From an industry perspective, the deal underscores a larger trend: operators with access to grid-scale power and data center capacity are increasingly attractive partners for AI companies that need long-term, reliable infrastructure. For investors, these agreements can offer predictable, contracted revenue streams compared with the variable economics of Bitcoin mining, which depend on coin prices, network difficulty, and energy costs. That said, the transition is not without risks—execution on construction timelines, securing favorable financing, and ensuring the durability of long-term contracts are all material considerations.
It is also important to note how TeraWulf’s asset monetization strategy fits into this narrative. By selling its majority stake in the Abernathy project, the company converts an earlier, high-capital commitment into liquidity and transfers operational leadership to a partner that will continue the project. This approach reduces exposure to development and commercialization risk for that asset while preserving the potential upside from the Hawesville campus and the long-term Anthropic commitment.
Finally, the broad market reaction shows investor appetite for stories that combine tangible revenue prospects with exposure to AI infrastructure. While immediate share-price moves convey optimism, careful scrutiny of contract terms, counterparty credit, capital requirements for buildout, and overall execution remains essential to evaluate the long-term value of such strategic shifts.
Key Insights Table
| Aspect | Description |
|---|---|
| Major Agreement | TeraWulf signed a 20-year lease with Anthropic for a 401 MW campus in Hawesville, KY. |
| Projected Revenue | Lease cited as potentially generating approximately $19 billion over its 20-year term. |
| Market Reaction | Shares of TeraWulf and several Bitcoin-mining or infrastructure firms rose significantly upon the announcement. |
| Asset Monetization | TeraWulf is selling its 50.1% stake in the Abernathy JV, realizing about $450 million at a premium. |
| Timeline | Phase 1 expected H2 2027; full buildout targeted by early 2028. |
Afterwards...
Looking forward, the TeraWulf-Anthropic lease illustrates a growing alignment between companies that control low-cost, grid-scale power and AI developers who require long-term capacity. If executed successfully, such partnerships could reshape revenue profiles for former mining-focused firms and attract new capital into data center development. However, the durability of these benefits depends on construction execution, contract enforcement, financing conditions, and the evolving competitive landscape for AI infrastructure.
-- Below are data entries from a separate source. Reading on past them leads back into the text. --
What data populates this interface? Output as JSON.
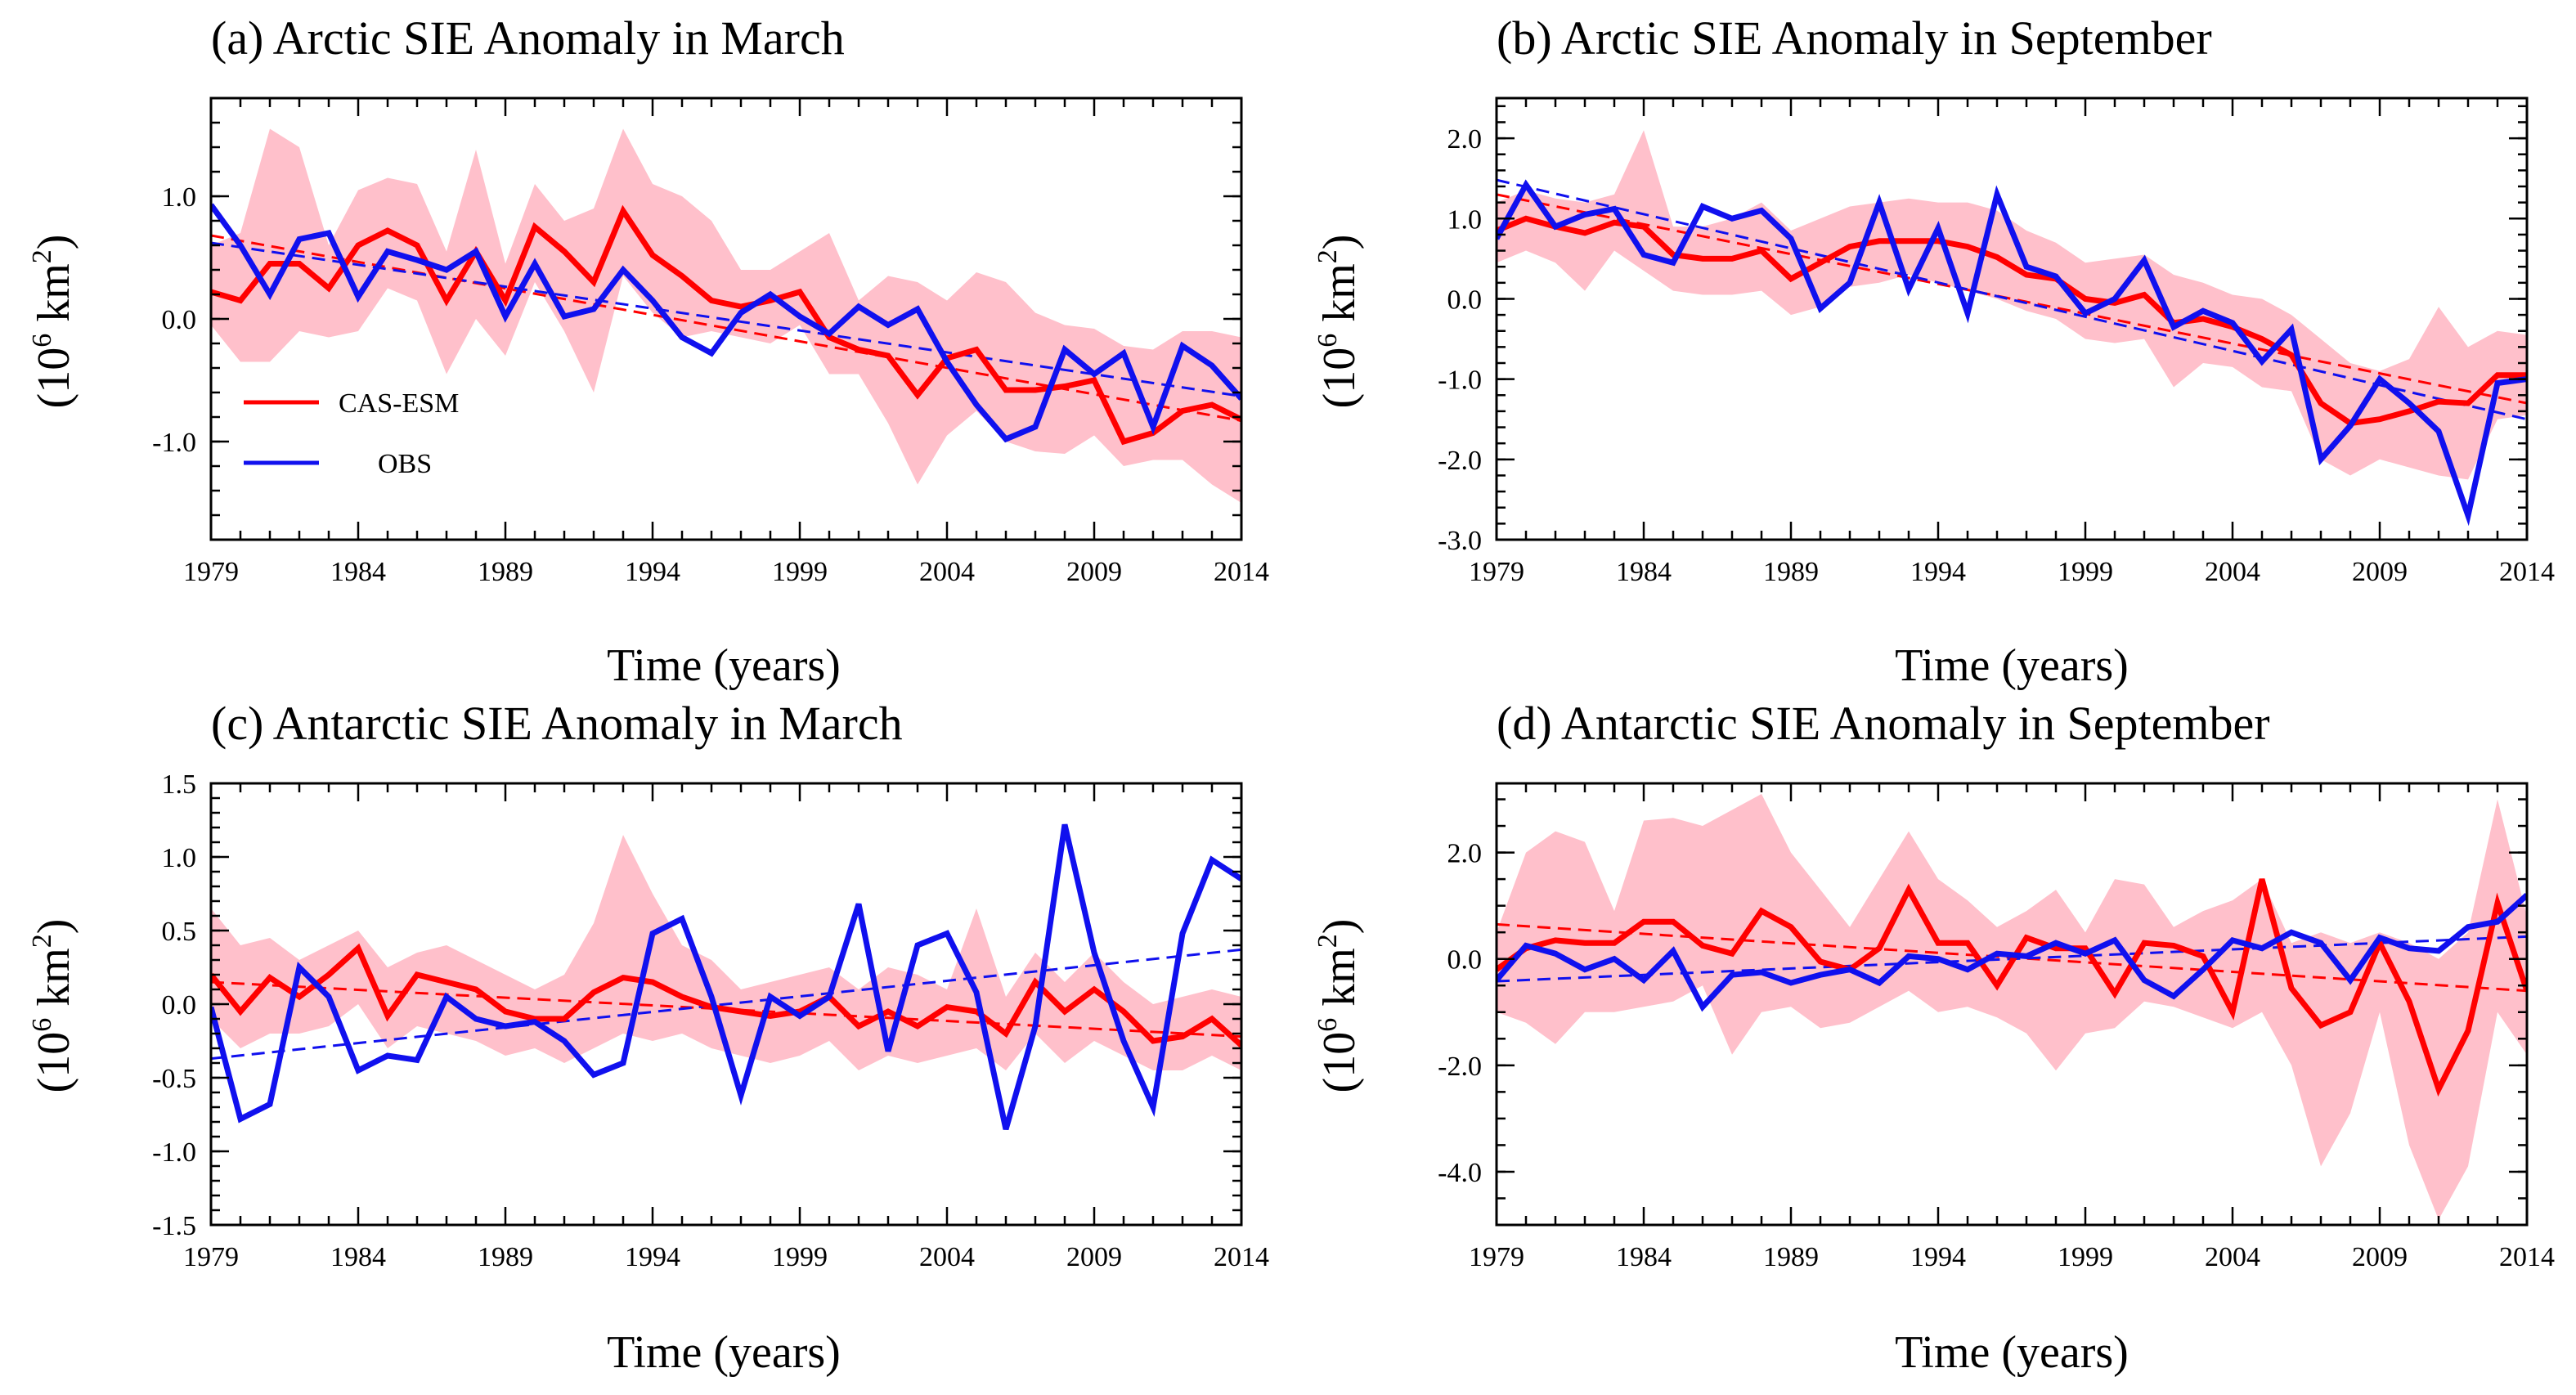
{
  "colors": {
    "model": "#ff0000",
    "obs": "#1010ee",
    "spread": "#ffc0cb"
  },
  "legend": {
    "model": "CAS-ESM",
    "obs": "OBS"
  },
  "chart_data": [
    {
      "type": "line",
      "title": "(a) Arctic SIE Anomaly in March",
      "xlabel": "Time (years)",
      "ylabel": "(10^6 km^2)",
      "xlim": [
        1979,
        2014
      ],
      "ylim": [
        -1.8,
        1.8
      ],
      "xticks": [
        1979,
        1984,
        1989,
        1994,
        1999,
        2004,
        2009,
        2014
      ],
      "xtick_labels": [
        "1979",
        "1984",
        "1989",
        "1994",
        "1999",
        "2004",
        "2009",
        "2014"
      ],
      "yticks": [
        1.0,
        0.0,
        -1.0
      ],
      "ytick_labels": [
        "1.0",
        "0.0",
        "-1.0"
      ],
      "yminor_step": 0.2,
      "has_legend": true,
      "x": [
        1979,
        1980,
        1981,
        1982,
        1983,
        1984,
        1985,
        1986,
        1987,
        1988,
        1989,
        1990,
        1991,
        1992,
        1993,
        1994,
        1995,
        1996,
        1997,
        1998,
        1999,
        2000,
        2001,
        2002,
        2003,
        2004,
        2005,
        2006,
        2007,
        2008,
        2009,
        2010,
        2011,
        2012,
        2013,
        2014
      ],
      "series": [
        {
          "name": "CAS-ESM",
          "values": [
            0.22,
            0.15,
            0.45,
            0.45,
            0.25,
            0.6,
            0.72,
            0.6,
            0.15,
            0.55,
            0.15,
            0.75,
            0.55,
            0.3,
            0.88,
            0.52,
            0.35,
            0.15,
            0.1,
            0.15,
            0.22,
            -0.15,
            -0.25,
            -0.3,
            -0.62,
            -0.32,
            -0.25,
            -0.58,
            -0.58,
            -0.55,
            -0.5,
            -1.0,
            -0.93,
            -0.75,
            -0.7,
            -0.82
          ]
        },
        {
          "name": "OBS",
          "values": [
            0.93,
            0.6,
            0.2,
            0.65,
            0.7,
            0.18,
            0.55,
            0.48,
            0.4,
            0.55,
            0.02,
            0.45,
            0.02,
            0.08,
            0.4,
            0.15,
            -0.15,
            -0.28,
            0.05,
            0.2,
            0.02,
            -0.12,
            0.1,
            -0.05,
            0.08,
            -0.35,
            -0.7,
            -0.98,
            -0.88,
            -0.25,
            -0.45,
            -0.28,
            -0.88,
            -0.22,
            -0.38,
            -0.65
          ]
        },
        {
          "name": "CAS-ESM range upper",
          "values": [
            0.6,
            0.7,
            1.55,
            1.4,
            0.6,
            1.05,
            1.15,
            1.1,
            0.55,
            1.38,
            0.45,
            1.1,
            0.8,
            0.9,
            1.55,
            1.1,
            1.0,
            0.8,
            0.4,
            0.4,
            0.55,
            0.7,
            0.15,
            0.35,
            0.3,
            0.15,
            0.38,
            0.3,
            0.05,
            -0.05,
            -0.08,
            -0.22,
            -0.25,
            -0.1,
            -0.1,
            -0.15
          ]
        },
        {
          "name": "CAS-ESM range lower",
          "values": [
            -0.05,
            -0.35,
            -0.35,
            -0.1,
            -0.15,
            -0.1,
            0.25,
            0.15,
            -0.45,
            0.0,
            -0.3,
            0.3,
            -0.1,
            -0.6,
            0.35,
            0.05,
            -0.15,
            -0.1,
            -0.15,
            -0.2,
            -0.05,
            -0.45,
            -0.45,
            -0.85,
            -1.35,
            -0.95,
            -0.75,
            -1.0,
            -1.08,
            -1.1,
            -0.95,
            -1.2,
            -1.15,
            -1.15,
            -1.35,
            -1.5
          ]
        }
      ],
      "trend_lines": [
        {
          "name": "CAS-ESM trend",
          "x": [
            1979,
            2014
          ],
          "values": [
            0.68,
            -0.83
          ]
        },
        {
          "name": "OBS trend",
          "x": [
            1979,
            2014
          ],
          "values": [
            0.62,
            -0.63
          ]
        }
      ]
    },
    {
      "type": "line",
      "title": "(b) Arctic SIE Anomaly in September",
      "xlabel": "Time (years)",
      "ylabel": "(10^6 km^2)",
      "xlim": [
        1979,
        2014
      ],
      "ylim": [
        -3.0,
        2.5
      ],
      "xticks": [
        1979,
        1984,
        1989,
        1994,
        1999,
        2004,
        2009,
        2014
      ],
      "xtick_labels": [
        "1979",
        "1984",
        "1989",
        "1994",
        "1999",
        "2004",
        "2009",
        "2014"
      ],
      "yticks": [
        2.0,
        1.0,
        0.0,
        -1.0,
        -2.0,
        -3.0
      ],
      "ytick_labels": [
        "2.0",
        "1.0",
        "0.0",
        "-1.0",
        "-2.0",
        "-3.0"
      ],
      "yminor_step": 0.2,
      "has_legend": false,
      "x": [
        1979,
        1980,
        1981,
        1982,
        1983,
        1984,
        1985,
        1986,
        1987,
        1988,
        1989,
        1990,
        1991,
        1992,
        1993,
        1994,
        1995,
        1996,
        1997,
        1998,
        1999,
        2000,
        2001,
        2002,
        2003,
        2004,
        2005,
        2006,
        2007,
        2008,
        2009,
        2010,
        2011,
        2012,
        2013,
        2014
      ],
      "series": [
        {
          "name": "CAS-ESM",
          "values": [
            0.85,
            1.0,
            0.9,
            0.82,
            0.95,
            0.9,
            0.55,
            0.5,
            0.5,
            0.6,
            0.25,
            0.45,
            0.65,
            0.72,
            0.72,
            0.72,
            0.65,
            0.52,
            0.3,
            0.25,
            0.0,
            -0.05,
            0.05,
            -0.3,
            -0.25,
            -0.35,
            -0.5,
            -0.7,
            -1.3,
            -1.55,
            -1.5,
            -1.4,
            -1.28,
            -1.3,
            -0.95,
            -0.95
          ]
        },
        {
          "name": "OBS",
          "values": [
            0.75,
            1.42,
            0.9,
            1.05,
            1.12,
            0.55,
            0.45,
            1.15,
            1.0,
            1.1,
            0.75,
            -0.12,
            0.2,
            1.2,
            0.12,
            0.88,
            -0.18,
            1.3,
            0.4,
            0.28,
            -0.18,
            0.0,
            0.48,
            -0.35,
            -0.15,
            -0.3,
            -0.78,
            -0.38,
            -2.0,
            -1.58,
            -1.0,
            -1.3,
            -1.65,
            -2.7,
            -1.05,
            -1.0
          ]
        },
        {
          "name": "CAS-ESM range upper",
          "values": [
            1.2,
            1.35,
            1.25,
            1.2,
            1.3,
            2.1,
            0.9,
            0.9,
            1.0,
            1.2,
            0.85,
            1.0,
            1.15,
            1.2,
            1.25,
            1.2,
            1.2,
            1.1,
            0.85,
            0.7,
            0.45,
            0.5,
            0.55,
            0.3,
            0.2,
            0.05,
            0.0,
            -0.2,
            -0.5,
            -0.8,
            -0.9,
            -0.75,
            -0.1,
            -0.6,
            -0.4,
            -0.45
          ]
        },
        {
          "name": "CAS-ESM range lower",
          "values": [
            0.45,
            0.6,
            0.45,
            0.1,
            0.6,
            0.35,
            0.1,
            0.05,
            0.05,
            0.1,
            -0.2,
            -0.1,
            0.15,
            0.2,
            0.3,
            0.2,
            0.1,
            0.0,
            -0.15,
            -0.25,
            -0.5,
            -0.55,
            -0.5,
            -1.1,
            -0.8,
            -0.85,
            -1.1,
            -1.15,
            -2.0,
            -2.2,
            -2.0,
            -2.1,
            -2.2,
            -2.25,
            -1.5,
            -1.45
          ]
        }
      ],
      "trend_lines": [
        {
          "name": "CAS-ESM trend",
          "x": [
            1979,
            2014
          ],
          "values": [
            1.3,
            -1.3
          ]
        },
        {
          "name": "OBS trend",
          "x": [
            1979,
            2014
          ],
          "values": [
            1.48,
            -1.5
          ]
        }
      ]
    },
    {
      "type": "line",
      "title": "(c) Antarctic SIE Anomaly in March",
      "xlabel": "Time (years)",
      "ylabel": "(10^6 km^2)",
      "xlim": [
        1979,
        2014
      ],
      "ylim": [
        -1.5,
        1.5
      ],
      "xticks": [
        1979,
        1984,
        1989,
        1994,
        1999,
        2004,
        2009,
        2014
      ],
      "xtick_labels": [
        "1979",
        "1984",
        "1989",
        "1994",
        "1999",
        "2004",
        "2009",
        "2014"
      ],
      "yticks": [
        1.5,
        1.0,
        0.5,
        0.0,
        -0.5,
        -1.0,
        -1.5
      ],
      "ytick_labels": [
        "1.5",
        "1.0",
        "0.5",
        "0.0",
        "-0.5",
        "-1.0",
        "-1.5"
      ],
      "yminor_step": 0.1,
      "has_legend": false,
      "x": [
        1979,
        1980,
        1981,
        1982,
        1983,
        1984,
        1985,
        1986,
        1987,
        1988,
        1989,
        1990,
        1991,
        1992,
        1993,
        1994,
        1995,
        1996,
        1997,
        1998,
        1999,
        2000,
        2001,
        2002,
        2003,
        2004,
        2005,
        2006,
        2007,
        2008,
        2009,
        2010,
        2011,
        2012,
        2013,
        2014
      ],
      "series": [
        {
          "name": "CAS-ESM",
          "values": [
            0.2,
            -0.05,
            0.18,
            0.05,
            0.2,
            0.38,
            -0.08,
            0.2,
            0.15,
            0.1,
            -0.05,
            -0.1,
            -0.1,
            0.08,
            0.18,
            0.15,
            0.05,
            -0.02,
            -0.05,
            -0.08,
            -0.05,
            0.05,
            -0.15,
            -0.05,
            -0.15,
            -0.02,
            -0.05,
            -0.2,
            0.15,
            -0.05,
            0.1,
            -0.05,
            -0.25,
            -0.22,
            -0.1,
            -0.28
          ]
        },
        {
          "name": "OBS",
          "values": [
            -0.02,
            -0.78,
            -0.68,
            0.25,
            0.05,
            -0.45,
            -0.35,
            -0.38,
            0.05,
            -0.1,
            -0.15,
            -0.12,
            -0.25,
            -0.48,
            -0.4,
            0.48,
            0.58,
            0.05,
            -0.62,
            0.05,
            -0.08,
            0.05,
            0.68,
            -0.32,
            0.4,
            0.48,
            0.08,
            -0.85,
            -0.15,
            1.22,
            0.35,
            -0.25,
            -0.7,
            0.48,
            0.98,
            0.85
          ]
        },
        {
          "name": "CAS-ESM range upper",
          "values": [
            0.65,
            0.4,
            0.45,
            0.3,
            0.4,
            0.5,
            0.25,
            0.35,
            0.4,
            0.3,
            0.2,
            0.1,
            0.2,
            0.55,
            1.15,
            0.75,
            0.4,
            0.3,
            0.1,
            0.15,
            0.2,
            0.25,
            0.1,
            0.25,
            0.2,
            0.1,
            0.65,
            0.05,
            0.35,
            0.15,
            0.35,
            0.15,
            0.0,
            0.05,
            0.1,
            0.05
          ]
        },
        {
          "name": "CAS-ESM range lower",
          "values": [
            -0.1,
            -0.3,
            -0.2,
            -0.2,
            -0.15,
            0.0,
            -0.3,
            -0.15,
            -0.2,
            -0.25,
            -0.35,
            -0.3,
            -0.4,
            -0.3,
            -0.2,
            -0.25,
            -0.2,
            -0.3,
            -0.35,
            -0.4,
            -0.35,
            -0.25,
            -0.45,
            -0.35,
            -0.4,
            -0.35,
            -0.3,
            -0.45,
            -0.2,
            -0.4,
            -0.25,
            -0.35,
            -0.45,
            -0.45,
            -0.35,
            -0.45
          ]
        }
      ],
      "trend_lines": [
        {
          "name": "CAS-ESM trend",
          "x": [
            1979,
            2014
          ],
          "values": [
            0.15,
            -0.22
          ]
        },
        {
          "name": "OBS trend",
          "x": [
            1979,
            2014
          ],
          "values": [
            -0.37,
            0.37
          ]
        }
      ]
    },
    {
      "type": "line",
      "title": "(d) Antarctic SIE Anomaly in September",
      "xlabel": "Time (years)",
      "ylabel": "(10^6 km^2)",
      "xlim": [
        1979,
        2014
      ],
      "ylim": [
        -5.0,
        3.3
      ],
      "xticks": [
        1979,
        1984,
        1989,
        1994,
        1999,
        2004,
        2009,
        2014
      ],
      "xtick_labels": [
        "1979",
        "1984",
        "1989",
        "1994",
        "1999",
        "2004",
        "2009",
        "2014"
      ],
      "yticks": [
        2.0,
        0.0,
        -2.0,
        -4.0
      ],
      "ytick_labels": [
        "2.0",
        "0.0",
        "-2.0",
        "-4.0"
      ],
      "yminor_step": 0.5,
      "has_legend": false,
      "x": [
        1979,
        1980,
        1981,
        1982,
        1983,
        1984,
        1985,
        1986,
        1987,
        1988,
        1989,
        1990,
        1991,
        1992,
        1993,
        1994,
        1995,
        1996,
        1997,
        1998,
        1999,
        2000,
        2001,
        2002,
        2003,
        2004,
        2005,
        2006,
        2007,
        2008,
        2009,
        2010,
        2011,
        2012,
        2013,
        2014
      ],
      "series": [
        {
          "name": "CAS-ESM",
          "values": [
            -0.2,
            0.2,
            0.35,
            0.3,
            0.3,
            0.7,
            0.7,
            0.25,
            0.1,
            0.9,
            0.6,
            -0.05,
            -0.2,
            0.2,
            1.3,
            0.3,
            0.3,
            -0.5,
            0.4,
            0.2,
            0.2,
            -0.65,
            0.3,
            0.25,
            0.05,
            -1.0,
            1.5,
            -0.55,
            -1.25,
            -1.0,
            0.3,
            -0.8,
            -2.45,
            -1.35,
            1.05,
            -0.6
          ]
        },
        {
          "name": "OBS",
          "values": [
            -0.4,
            0.25,
            0.1,
            -0.2,
            0.0,
            -0.4,
            0.15,
            -0.9,
            -0.3,
            -0.25,
            -0.45,
            -0.3,
            -0.2,
            -0.45,
            0.05,
            0.0,
            -0.2,
            0.1,
            0.05,
            0.3,
            0.1,
            0.35,
            -0.4,
            -0.7,
            -0.2,
            0.35,
            0.2,
            0.5,
            0.3,
            -0.4,
            0.4,
            0.2,
            0.15,
            0.6,
            0.7,
            1.2
          ]
        },
        {
          "name": "CAS-ESM range upper",
          "values": [
            0.5,
            2.0,
            2.4,
            2.2,
            0.9,
            2.6,
            2.65,
            2.5,
            2.8,
            3.1,
            2.0,
            1.3,
            0.6,
            1.5,
            2.4,
            1.5,
            1.1,
            0.6,
            0.9,
            1.3,
            0.5,
            1.5,
            1.4,
            0.6,
            0.9,
            1.1,
            1.5,
            0.3,
            0.5,
            0.3,
            0.5,
            0.3,
            0.0,
            0.5,
            3.0,
            0.8
          ]
        },
        {
          "name": "CAS-ESM range lower",
          "values": [
            -1.0,
            -1.2,
            -1.6,
            -1.0,
            -1.0,
            -0.9,
            -0.8,
            -0.5,
            -1.8,
            -1.0,
            -0.9,
            -1.3,
            -1.2,
            -0.9,
            -0.6,
            -1.0,
            -0.9,
            -1.1,
            -1.4,
            -2.1,
            -1.4,
            -1.3,
            -0.8,
            -0.9,
            -1.1,
            -1.3,
            -1.0,
            -2.0,
            -3.9,
            -2.9,
            -1.0,
            -3.5,
            -4.9,
            -3.9,
            -1.0,
            -1.8
          ]
        }
      ],
      "trend_lines": [
        {
          "name": "CAS-ESM trend",
          "x": [
            1979,
            2014
          ],
          "values": [
            0.65,
            -0.6
          ]
        },
        {
          "name": "OBS trend",
          "x": [
            1979,
            2014
          ],
          "values": [
            -0.42,
            0.42
          ]
        }
      ]
    }
  ]
}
Investors and industry participants will be watching subsequent updates on build progress, financing arrangements, and whether additional long-term contracts follow. The transaction also raises broader questions about how traditional crypto-infrastructure businesses balance legacy operations with emerging opportunities in AI compute—and how that balance will affect valuations, risk profiles, and future strategic choices.